On Stage: An Interpretation of Nancy Richler’s The Imposter Bride
Published on May 10, 2013

For the second year in a row the Association of English-language Publishers of Quebec (AELAQ) commissioned an original stage production of an English book by a Quebec author.

Last year, for the inaugural event held at the Redpath Museum, Claire Holden Rothman wrote a short play based on her own 2009 novel, The Heart Specialist. This year, AELAQ asked Alexandria Haber to write and direct a play based on Nancy Richler’s The Imposter Bride, shortlisted for the 2012 Giller Prize.

Standing before a crowd at this year’s Blue Metropolis Literary Festival, author Nancy Richler introduced the play: “Being a writer you spend all of your time alone. And especially writing a novel you spend years alone writing. You hold it very close, and it’s very private. And then it goes out into the world. You think it’s yours but it becomes something very different and … it changes.” She paused and laughed. “And this brings it to a whole new level.” With that she joined the audience gathered to watch the first stage incarnation of The Imposter Bride.

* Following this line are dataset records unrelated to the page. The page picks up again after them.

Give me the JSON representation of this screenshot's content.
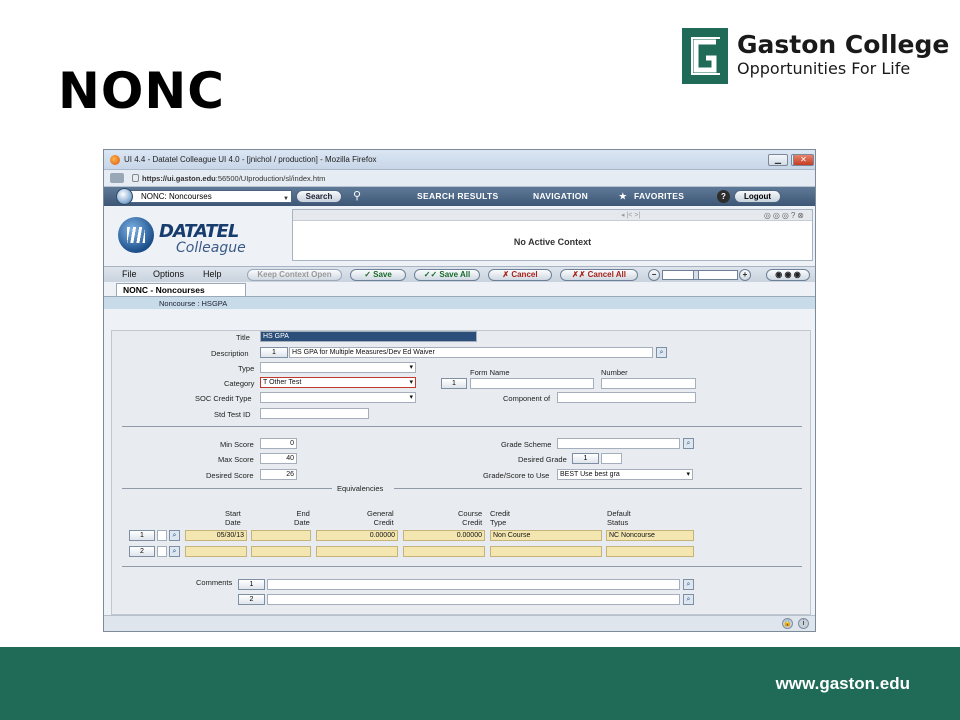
{
  "slide": {
    "title": "NONC",
    "logo_name": "Gaston College",
    "logo_tagline": "Opportunities For Life",
    "footer_url": "www.gaston.edu",
    "brand_color": "#1f6b57"
  },
  "browser": {
    "title": "UI 4.4 - Datatel Colleague UI 4.0 - [jnichol / production] - Mozilla Firefox",
    "url_host": "https://ui.gaston.edu",
    "url_path": ":56500/UIproduction/sl/index.htm",
    "min_label": "▁",
    "max_label": "▢",
    "close_label": "✕"
  },
  "topnav": {
    "mnemonic_value": "NONC: Noncourses",
    "search_label": "Search",
    "search_results_label": "SEARCH RESULTS",
    "navigation_label": "NAVIGATION",
    "favorites_label": "FAVORITES",
    "help_label": "?",
    "logout_label": "Logout"
  },
  "brand": {
    "line1": "DATATEL",
    "line2": "Colleague"
  },
  "context": {
    "message": "No Active Context",
    "icons": "◎◎◎?⊗",
    "arrows": "◂  |<              >|"
  },
  "menubar": {
    "file": "File",
    "options": "Options",
    "help": "Help",
    "keep_context": "Keep Context Open",
    "save": "✓ Save",
    "save_all": "✓✓ Save All",
    "cancel": "✗ Cancel",
    "cancel_all": "✗✗ Cancel All",
    "zoom_out": "−",
    "zoom_in": "+"
  },
  "form": {
    "tab_label": "NONC - Noncourses",
    "key_line": "Noncourse :  HSGPA",
    "title_label": "Title",
    "title_value": "HS GPA",
    "description_label": "Description",
    "description_seq": "1",
    "description_value": "HS GPA for Multiple Measures/Dev Ed Waiver",
    "type_label": "Type",
    "type_value": "",
    "form_name_label": "Form Name",
    "number_label": "Number",
    "category_label": "Category",
    "category_value": "T Other Test",
    "form_seq": "1",
    "form_name_value": "",
    "number_value": "",
    "soc_label": "SOC Credit Type",
    "soc_value": "",
    "component_label": "Component of",
    "component_value": "",
    "std_test_label": "Std Test ID",
    "std_test_value": "",
    "min_score_label": "Min Score",
    "min_score_value": "0",
    "max_score_label": "Max Score",
    "max_score_value": "40",
    "desired_score_label": "Desired Score",
    "desired_score_value": "26",
    "grade_scheme_label": "Grade Scheme",
    "grade_scheme_value": "",
    "desired_grade_label": "Desired Grade",
    "desired_grade_seq": "1",
    "desired_grade_value": "",
    "grade_score_label": "Grade/Score to Use",
    "grade_score_value": "BEST Use best gra",
    "equivalencies_label": "Equivalencies",
    "col_start": [
      "Start",
      "Date"
    ],
    "col_end": [
      "End",
      "Date"
    ],
    "col_general": [
      "General",
      "Credit"
    ],
    "col_course": [
      "Course",
      "Credit"
    ],
    "col_credit_type": [
      "Credit",
      "Type"
    ],
    "col_default": [
      "Default",
      "Status"
    ],
    "rows": [
      {
        "seq": "1",
        "start": "05/30/13",
        "end": "",
        "general": "0.00000",
        "course": "0.00000",
        "type": "Non Course",
        "status": "NC Noncourse"
      },
      {
        "seq": "2",
        "start": "",
        "end": "",
        "general": "",
        "course": "",
        "type": "",
        "status": ""
      }
    ],
    "comments_label": "Comments",
    "comments": [
      {
        "seq": "1",
        "value": ""
      },
      {
        "seq": "2",
        "value": ""
      }
    ]
  }
}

When asked about the writing process, playwright Alexandria Haber explained, “The main challenge was trying to decide how to only use a portion of the novel and still leave an audience feeling like they had gotten a complete story.” In the end, she chose to focus on the mother-daughter relationship in the book. The play consisted of two actors, both of whom played several characters. With short hair and a burgundy-coloured dress, Stephanie Buxton convincingly portrayed the daughter Ruth, while Ellen David depicted the complexities of Ruth’s mother’s defining decision.

During the play, there were times when Richler laughed, and others when she held one hand close to her face as if nervous for her characters in their stage debut.

The play succeeded as a moving evocation of an especially complicated mother-daughter relationship in the years that follow World War II.

And if one woman’s comment during the question and answer period that followed the play is any indication of the audience’s reaction, then the play was certainly well received: “I have to tell you,” she said. “I decided to buy the book before the play, and now I cannot wait to get into it. [The play] was so good!”

Richler herself, rather put on the spot in the same question and answer period, was either pleased with the production or exceedingly gracious. “You know I’ve only ever heard these characters in my head and it was very moving for me to see them take life, so thank you,” she said to Haber and the two actors.

Finding new ways to promote English books coming out of Quebec is a challenge. But in this case Richler, alongside Haber, Buxton, and David made it look like all it takes is a good book and a small stage.